One of the things I like best about travel is that it shakes you out of your routine. In fact, sometimes it flips you over and turns you upside down. But when it just jostles you a bit, the sensation can be pleasurable.

The main reason we traveled to Oban was to explore the Inner Hebrides. We were excited to see the birthplace of Christianity (Iona) and Fingal’s Cave (Staffa). Instead, as soon as we landed I learned that the ferry and boat tour was canceled. Bad weather was moving in. 

After being in Scotland four days, I can safely say that bad weather is always moving in. But good weather is, too. And with Mull, Iona and Staffa out of the picture, we needed an island to explore. 

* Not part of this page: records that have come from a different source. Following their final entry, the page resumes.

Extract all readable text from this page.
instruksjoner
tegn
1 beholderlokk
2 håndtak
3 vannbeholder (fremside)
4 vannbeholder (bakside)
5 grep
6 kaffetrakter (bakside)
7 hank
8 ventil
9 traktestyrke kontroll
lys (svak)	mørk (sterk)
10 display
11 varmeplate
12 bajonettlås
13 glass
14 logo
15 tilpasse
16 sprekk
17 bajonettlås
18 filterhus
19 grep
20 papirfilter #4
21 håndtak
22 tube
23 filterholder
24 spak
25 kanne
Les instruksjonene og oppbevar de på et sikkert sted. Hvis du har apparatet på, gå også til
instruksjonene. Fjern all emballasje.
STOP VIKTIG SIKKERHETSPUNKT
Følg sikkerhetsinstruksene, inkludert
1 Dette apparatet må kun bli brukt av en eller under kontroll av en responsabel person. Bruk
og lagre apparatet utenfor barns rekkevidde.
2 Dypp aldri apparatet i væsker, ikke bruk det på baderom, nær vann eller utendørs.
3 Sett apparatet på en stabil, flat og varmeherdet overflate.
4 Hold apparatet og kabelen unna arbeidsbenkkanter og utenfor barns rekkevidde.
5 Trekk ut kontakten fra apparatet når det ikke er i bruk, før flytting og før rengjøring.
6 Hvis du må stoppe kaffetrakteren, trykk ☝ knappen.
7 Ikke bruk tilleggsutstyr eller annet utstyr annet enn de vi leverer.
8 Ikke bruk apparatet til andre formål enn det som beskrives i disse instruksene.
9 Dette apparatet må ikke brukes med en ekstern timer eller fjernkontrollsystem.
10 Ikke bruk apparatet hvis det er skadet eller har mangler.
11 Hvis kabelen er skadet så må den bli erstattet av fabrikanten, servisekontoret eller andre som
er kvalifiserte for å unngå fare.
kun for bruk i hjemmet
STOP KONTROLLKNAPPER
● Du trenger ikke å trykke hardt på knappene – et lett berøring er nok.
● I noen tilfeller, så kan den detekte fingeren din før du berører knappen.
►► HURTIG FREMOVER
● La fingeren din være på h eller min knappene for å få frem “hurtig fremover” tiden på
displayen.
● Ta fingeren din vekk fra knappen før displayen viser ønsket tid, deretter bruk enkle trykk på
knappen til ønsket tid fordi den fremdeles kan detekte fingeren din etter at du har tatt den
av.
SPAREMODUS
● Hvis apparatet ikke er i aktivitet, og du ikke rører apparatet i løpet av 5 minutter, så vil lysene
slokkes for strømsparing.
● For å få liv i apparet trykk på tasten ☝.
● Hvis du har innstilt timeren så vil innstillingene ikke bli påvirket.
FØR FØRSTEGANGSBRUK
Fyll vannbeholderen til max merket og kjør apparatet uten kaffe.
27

Kerrera to the rescue! This small island is a five-minute ferry ride from Oban and basically car-free—a walker’s paradise. We skirted Horseshoe Bay, lunched at the Kerrera Tea Garden, and marveled at the ruins of Gylen Castle. We met some fascinating people. It was not what we planned to do, but it was just right.

A Window on Oban

A Window on Oban

I’m sitting in a window seat overlooking Oban Harbor, trying to imagine living in the midst of such beauty. Would you stop noticing it? Would it become just some pretty wallpaper, something you glanced at from time to time while going about your everyday life? 

The two charming rooms in this B&B make me think otherwise. The lady of the house showed us in, laid the key on the low coffee table in front of the window, stood with me just a minute explaining how things work, lingered as if to say, this is something special. 

Because it is, and you feel it the moment you walk in. The window frames a view of shining water, docked fishing boats, and many-chimneyed houses made of no-nonsense stone. But it’s a view that depends on the movement of clouds and the angle of the sun, or whether a small ferry or a large one is moving across the waves. It’s a view that’s always changing, and always lovely.

West Highland Way

West Highland Way

The West Highland Way is a 95-mile walking path that runs through some of the most spectacular scenery on the planet. We walked eight miles of it today.

Along the way, we met fellow travelers: a young woman from Germany who raved about the distillery in Oban (where we head tomorrow), a family whose members hail from Canada and Holland but who originally came from Scotland, a couple who lives only 90 minutes away from us in West Virginia but who came here to hike the entire trail … and many more folks. 

Foot travel invites friendships and confidences. It’s the original mode of transportation, and as you might expect, I think it’s the best.